Breast cancer (BC) poses one of the major threats to female's health worldwide. Immune infiltration in BC is a key representative of the tumor microenvironment and has been proven highly relevant for prognosis. The role of the FREM1 (FRAS1-Related Extracellular Matrix 1) gene in carcinoma has not studied, moreover, the underlying mechanism remains largely unknown. This study aims to investigate the expression profile and potential action of FREM1 on BC progression. We applied series of bioinformatic methods as well as immunohistochemistry (IHC) and immunofluorescence (IF) to analyze FREM1 expression profile, its relationship with clinicopathological characteristics, impact on clinical outcomes, relevant functions, correlation with immune infiltration in BC. The results demonstrated that FREM1 had a dramatically reduced expression in BC tissues, possessed an inverse correlation with stage, age, and metastasis, and exhibited a higher level in invasive lobular breast carcinoma than in ductal one. Furthermore, decreased FREM1 expression was often associated with estrogen receptor (ER)/progesterone receptor (PR) negative and triple negative breast carcinoma (TNBC) status while human epidermal growth factor 2 (Her-2) positive status, and considerably correlated with a worse overall survival (OS) and recurrence-free survival (RFS). Meanwhile, the univariate/multivariate Cox model revealed that low-FREM1 expression can be an independent prognostic factor for BC. Additionally, FREM1 was mainly involved in the cell metabolism and immune cells infiltration. Moreover, IHC and IF demonstrated a positive correlation of its expression with the immune infiltrating levels of CD4 , CD8 T cells, and CD86 M1 macrophages while a negative correlation with CD68 pan-macrophages and CD163 M2 macrophages. These findings suggest that FREM1 can be a potential biomarker for evaluating the immune infiltrating status, and the BC prognosis.

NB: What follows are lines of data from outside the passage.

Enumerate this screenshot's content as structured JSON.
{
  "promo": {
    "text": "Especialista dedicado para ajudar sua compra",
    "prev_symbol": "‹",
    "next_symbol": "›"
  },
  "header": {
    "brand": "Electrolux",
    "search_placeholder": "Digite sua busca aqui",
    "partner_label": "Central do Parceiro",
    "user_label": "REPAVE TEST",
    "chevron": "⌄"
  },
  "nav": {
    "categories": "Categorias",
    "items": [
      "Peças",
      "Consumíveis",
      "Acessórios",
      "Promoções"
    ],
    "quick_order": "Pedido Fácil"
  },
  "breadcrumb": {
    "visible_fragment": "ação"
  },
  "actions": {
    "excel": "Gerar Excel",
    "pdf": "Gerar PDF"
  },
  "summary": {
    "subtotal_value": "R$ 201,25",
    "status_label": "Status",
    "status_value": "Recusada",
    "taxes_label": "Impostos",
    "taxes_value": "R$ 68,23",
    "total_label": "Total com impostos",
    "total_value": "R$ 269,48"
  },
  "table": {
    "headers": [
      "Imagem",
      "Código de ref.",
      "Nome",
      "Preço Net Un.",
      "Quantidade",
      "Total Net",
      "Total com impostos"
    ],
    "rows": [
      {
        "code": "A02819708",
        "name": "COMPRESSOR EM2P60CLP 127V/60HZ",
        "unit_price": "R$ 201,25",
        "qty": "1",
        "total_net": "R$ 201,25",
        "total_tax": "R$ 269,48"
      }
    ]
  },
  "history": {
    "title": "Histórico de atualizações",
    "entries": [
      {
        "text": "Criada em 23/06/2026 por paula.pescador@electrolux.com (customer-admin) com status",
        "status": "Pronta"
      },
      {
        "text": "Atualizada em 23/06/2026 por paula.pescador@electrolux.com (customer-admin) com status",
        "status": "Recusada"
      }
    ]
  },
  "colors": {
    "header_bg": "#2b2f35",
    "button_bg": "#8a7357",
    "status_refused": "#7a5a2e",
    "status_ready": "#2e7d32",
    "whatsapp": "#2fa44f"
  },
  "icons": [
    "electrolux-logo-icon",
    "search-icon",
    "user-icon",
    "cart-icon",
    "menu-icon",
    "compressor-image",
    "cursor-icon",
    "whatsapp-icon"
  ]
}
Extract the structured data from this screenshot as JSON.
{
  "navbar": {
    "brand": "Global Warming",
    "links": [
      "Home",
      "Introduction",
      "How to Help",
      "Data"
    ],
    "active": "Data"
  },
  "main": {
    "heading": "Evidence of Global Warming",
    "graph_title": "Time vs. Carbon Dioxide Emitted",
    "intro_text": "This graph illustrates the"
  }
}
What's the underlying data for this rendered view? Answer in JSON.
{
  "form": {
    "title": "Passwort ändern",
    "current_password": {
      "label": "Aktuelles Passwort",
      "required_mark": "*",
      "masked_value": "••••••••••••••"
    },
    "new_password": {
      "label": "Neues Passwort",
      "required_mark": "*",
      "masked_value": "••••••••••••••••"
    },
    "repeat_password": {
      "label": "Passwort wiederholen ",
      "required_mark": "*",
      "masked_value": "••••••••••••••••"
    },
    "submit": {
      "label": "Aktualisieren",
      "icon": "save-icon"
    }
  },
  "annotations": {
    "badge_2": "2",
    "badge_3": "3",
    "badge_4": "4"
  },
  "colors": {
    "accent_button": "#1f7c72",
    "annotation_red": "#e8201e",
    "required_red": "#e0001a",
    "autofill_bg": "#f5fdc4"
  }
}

乳腺癌(BC)是全球女性健康的主要威胁之一。BC 中的免疫浸润是肿瘤微环境的一个关键代表,已被证明与预后高度相关。FREM1(FRAS1 相关细胞外基质 1)基因在癌中的作用尚未研究,其潜在机制也知之甚少。本研究旨在探讨 FREM1 在 BC 进展中的表达谱和潜在作用。我们应用了一系列生物信息学方法以及免疫组织化学(IHC)和免疫荧光(IF)来分析 FREM1 的表达谱、它与临床病理特征的关系、对临床结局的影响、相关功能以及与 BC 中免疫浸润的相关性。结果表明,FREM1 在 BC 组织中的表达显著降低,与分期、年龄和转移呈负相关,在浸润性小叶乳腺癌中的表达高于在导管癌中。此外,FREM1 表达降低通常与雌激素受体(ER)/孕激素受体(PR)阴性和三阴性乳腺癌(TNBC)状态相关,而与 Her-2 阳性状态相关,与总体生存(OS)和无复发生存(RFS)较差显著相关。同时,单变量/多变量 Cox 模型显示,低 FREM1 表达可作为 BC 的独立预后因素。此外,FREM1 主要参与细胞代谢和免疫细胞浸润。此外,IHC 和 IF 显示其表达与 CD4、CD8 T 细胞和 CD86 M1 巨噬细胞的免疫浸润水平呈正相关,与 CD68 泛巨噬细胞和 CD163 M2 巨噬细胞呈负相关。这些发现表明,FREM1 可能是评估免疫浸润状态和 BC 预后的潜在生物标志物。